As shown above, the further the prediction is from actual, the greater the APE value is. Now, instead of looking at two numbers, I made it so that I simply subtracted the two APE values, so that if the APE difference is negative then Model B is better, and conversely if the APE difference is positive then Model B is worse.

results$APE.diff <- with(results, APE.B - APE.A)

results

##   Actual Model.A Model.B APE.A APE.B APE.diff
## 1    100     102     105  0.02  0.05     0.03

As you can guess from this rather trivial example, Model B is worse since the APE difference is positive. In addition to seeing whether Model B is better or worse, we can also see how much better or how much worse Model B is by the magnitude of the APE difference.

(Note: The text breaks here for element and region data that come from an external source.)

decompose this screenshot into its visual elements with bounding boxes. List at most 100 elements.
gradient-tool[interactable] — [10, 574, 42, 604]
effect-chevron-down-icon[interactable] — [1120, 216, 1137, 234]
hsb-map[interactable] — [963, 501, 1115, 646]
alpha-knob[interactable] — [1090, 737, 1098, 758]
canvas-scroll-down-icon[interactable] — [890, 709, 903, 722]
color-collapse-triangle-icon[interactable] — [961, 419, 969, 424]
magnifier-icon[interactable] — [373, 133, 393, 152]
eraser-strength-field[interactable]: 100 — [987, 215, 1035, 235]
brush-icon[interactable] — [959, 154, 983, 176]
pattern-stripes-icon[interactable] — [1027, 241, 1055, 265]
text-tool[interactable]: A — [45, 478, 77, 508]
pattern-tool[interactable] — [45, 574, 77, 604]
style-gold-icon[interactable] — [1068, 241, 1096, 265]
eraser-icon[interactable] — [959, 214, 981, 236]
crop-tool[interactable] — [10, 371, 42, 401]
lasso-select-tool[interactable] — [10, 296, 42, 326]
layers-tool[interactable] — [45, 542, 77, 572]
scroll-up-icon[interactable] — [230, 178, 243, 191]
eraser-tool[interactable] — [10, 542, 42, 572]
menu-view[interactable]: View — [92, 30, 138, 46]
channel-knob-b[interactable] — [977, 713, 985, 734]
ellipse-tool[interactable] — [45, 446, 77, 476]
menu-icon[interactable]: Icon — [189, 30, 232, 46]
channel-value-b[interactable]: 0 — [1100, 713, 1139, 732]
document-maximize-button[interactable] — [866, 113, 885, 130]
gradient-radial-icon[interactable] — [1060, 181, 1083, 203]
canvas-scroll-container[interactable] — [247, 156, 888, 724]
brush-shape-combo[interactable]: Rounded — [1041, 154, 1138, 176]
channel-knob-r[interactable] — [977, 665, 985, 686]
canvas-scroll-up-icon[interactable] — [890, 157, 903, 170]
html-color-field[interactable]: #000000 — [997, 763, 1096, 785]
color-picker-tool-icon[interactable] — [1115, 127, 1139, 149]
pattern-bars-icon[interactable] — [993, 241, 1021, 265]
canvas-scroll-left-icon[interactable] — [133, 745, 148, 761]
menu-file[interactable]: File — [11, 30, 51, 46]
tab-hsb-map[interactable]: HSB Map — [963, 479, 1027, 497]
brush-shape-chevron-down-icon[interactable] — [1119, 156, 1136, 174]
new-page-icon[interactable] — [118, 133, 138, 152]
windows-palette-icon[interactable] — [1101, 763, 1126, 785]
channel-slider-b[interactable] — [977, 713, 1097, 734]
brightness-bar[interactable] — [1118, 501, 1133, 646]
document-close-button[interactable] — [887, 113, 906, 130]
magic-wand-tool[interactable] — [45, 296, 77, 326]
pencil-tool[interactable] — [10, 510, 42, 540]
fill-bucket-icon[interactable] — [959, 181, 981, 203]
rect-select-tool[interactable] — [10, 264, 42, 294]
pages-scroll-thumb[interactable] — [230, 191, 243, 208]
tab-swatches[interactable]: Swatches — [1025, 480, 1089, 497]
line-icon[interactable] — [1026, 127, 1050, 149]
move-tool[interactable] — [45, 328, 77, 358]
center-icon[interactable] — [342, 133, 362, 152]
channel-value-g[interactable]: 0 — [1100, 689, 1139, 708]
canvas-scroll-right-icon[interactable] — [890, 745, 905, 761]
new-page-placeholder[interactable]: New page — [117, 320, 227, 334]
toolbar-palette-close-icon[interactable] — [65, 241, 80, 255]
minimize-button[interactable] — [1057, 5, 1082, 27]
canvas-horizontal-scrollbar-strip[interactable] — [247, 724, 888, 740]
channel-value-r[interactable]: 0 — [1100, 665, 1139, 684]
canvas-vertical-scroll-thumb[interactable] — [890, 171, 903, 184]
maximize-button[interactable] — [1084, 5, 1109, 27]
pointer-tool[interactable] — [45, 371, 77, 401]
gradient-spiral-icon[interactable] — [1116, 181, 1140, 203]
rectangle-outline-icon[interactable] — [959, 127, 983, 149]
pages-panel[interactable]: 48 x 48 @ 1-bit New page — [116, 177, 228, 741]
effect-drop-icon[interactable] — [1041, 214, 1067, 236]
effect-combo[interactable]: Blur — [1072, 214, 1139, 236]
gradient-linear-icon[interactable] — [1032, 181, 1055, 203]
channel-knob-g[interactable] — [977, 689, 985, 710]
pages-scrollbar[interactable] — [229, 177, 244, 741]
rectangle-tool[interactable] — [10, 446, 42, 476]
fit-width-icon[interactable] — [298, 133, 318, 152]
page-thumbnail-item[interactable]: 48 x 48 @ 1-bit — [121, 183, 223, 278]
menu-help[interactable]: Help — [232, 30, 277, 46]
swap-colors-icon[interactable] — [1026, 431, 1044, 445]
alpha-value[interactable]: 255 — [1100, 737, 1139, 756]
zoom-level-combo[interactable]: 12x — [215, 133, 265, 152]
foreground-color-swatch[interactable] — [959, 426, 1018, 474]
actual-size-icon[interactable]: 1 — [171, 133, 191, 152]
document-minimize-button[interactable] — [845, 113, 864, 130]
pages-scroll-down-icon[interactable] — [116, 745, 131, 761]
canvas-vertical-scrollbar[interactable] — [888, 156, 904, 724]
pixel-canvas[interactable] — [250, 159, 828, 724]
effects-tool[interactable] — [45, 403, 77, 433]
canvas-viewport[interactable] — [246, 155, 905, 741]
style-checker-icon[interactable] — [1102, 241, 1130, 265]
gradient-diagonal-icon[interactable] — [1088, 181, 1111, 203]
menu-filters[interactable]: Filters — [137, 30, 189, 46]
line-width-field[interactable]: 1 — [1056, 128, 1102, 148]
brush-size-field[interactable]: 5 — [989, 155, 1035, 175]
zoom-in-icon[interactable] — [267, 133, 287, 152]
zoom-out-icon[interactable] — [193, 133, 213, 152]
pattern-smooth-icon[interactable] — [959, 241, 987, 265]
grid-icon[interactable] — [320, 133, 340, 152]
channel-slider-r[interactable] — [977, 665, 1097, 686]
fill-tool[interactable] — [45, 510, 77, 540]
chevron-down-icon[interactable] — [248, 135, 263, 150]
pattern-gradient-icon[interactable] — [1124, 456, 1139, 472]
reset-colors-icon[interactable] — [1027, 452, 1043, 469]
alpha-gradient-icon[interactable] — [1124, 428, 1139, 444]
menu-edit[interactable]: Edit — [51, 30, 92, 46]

Let’s see how this works with a variety of accuracies. First the data:

# Generate data
results <- data.frame(Actual = rep(100, 20), 
                      Model.A = rep(105, 20), 
                      Model.B = c(seq(50, 150, length.out = 18), 100.001, 300),
                      Date = 2017: (2017+19))

# Calculate APE
results$APE.A <- with(results, (Model.A / Actual - 1) %>% abs())
results$APE.B <- with(results, (Model.B / Actual - 1) %>% abs())
results$APE.diff <- with(results, APE.B - APE.A)

# Plot values
ggplot(results, aes(x = Date)) +
        geom_line(aes(y = Actual, linetype = "Actual")) +
        geom_line(aes(y = Model.A, linetype = "Model A")) +
        geom_line(aes(y = Model.B, linetype = "Model B")) +
        ylab("Values") +
        theme_minimal()

To summarize, the Actual values are a constant 100, Model A has a constant prediction of 105, and Model B has an escalating prediction, starting at 50.

Looking at our sole measure of which model is better, APE difference, shows us this:

ggplot(results, aes(x = Date, y = APE.diff)) +
        geom_bar(stat = "identity") +
        ylab("APE difference (Model B - Model A)") +
        theme_minimal()

The above graph shows the performance of Model B, compared with Model A at various predictions. The bigger the upward bar, the worse off Model B is, and the bigger the downward bar, the better off Model B is. Here is where I had my first conundrum… a very very good prediction (second last prediction, where Model B had almost perfect accuracy) was basically not visible at all, while a very very bad prediction (last prediction) is clearly taking up all of the visual space. This is because this APE difference system I devised is not symmetrical (it is bound between APE.A and \(\infty\)). What I need is a symmetrical system…

…Enter the Log…

We can use the logarithm to transform the APE difference score.

# Calculate log-diff
results$APE.log.diff <- with(results, log(APE.B) - log(APE.A))

# Plot results
ggplot(results, aes(x = Date, y = APE.log.diff)) +
        geom_bar(stat = "identity") +
        ylab("APE log. difference (Model B - Model A)") +
        theme_minimal()

By transforming the scores to the logarithmic scale, it is now symmetrical and bound between (\(-\infty\), \(+\infty\)). Thus, a very very bad prediction will not hog all of the visual space, but will instead occupy its proportionate share of the visual space along with a very very good prediction. (Or as xkcd would put it… I just took the easy way out… =D).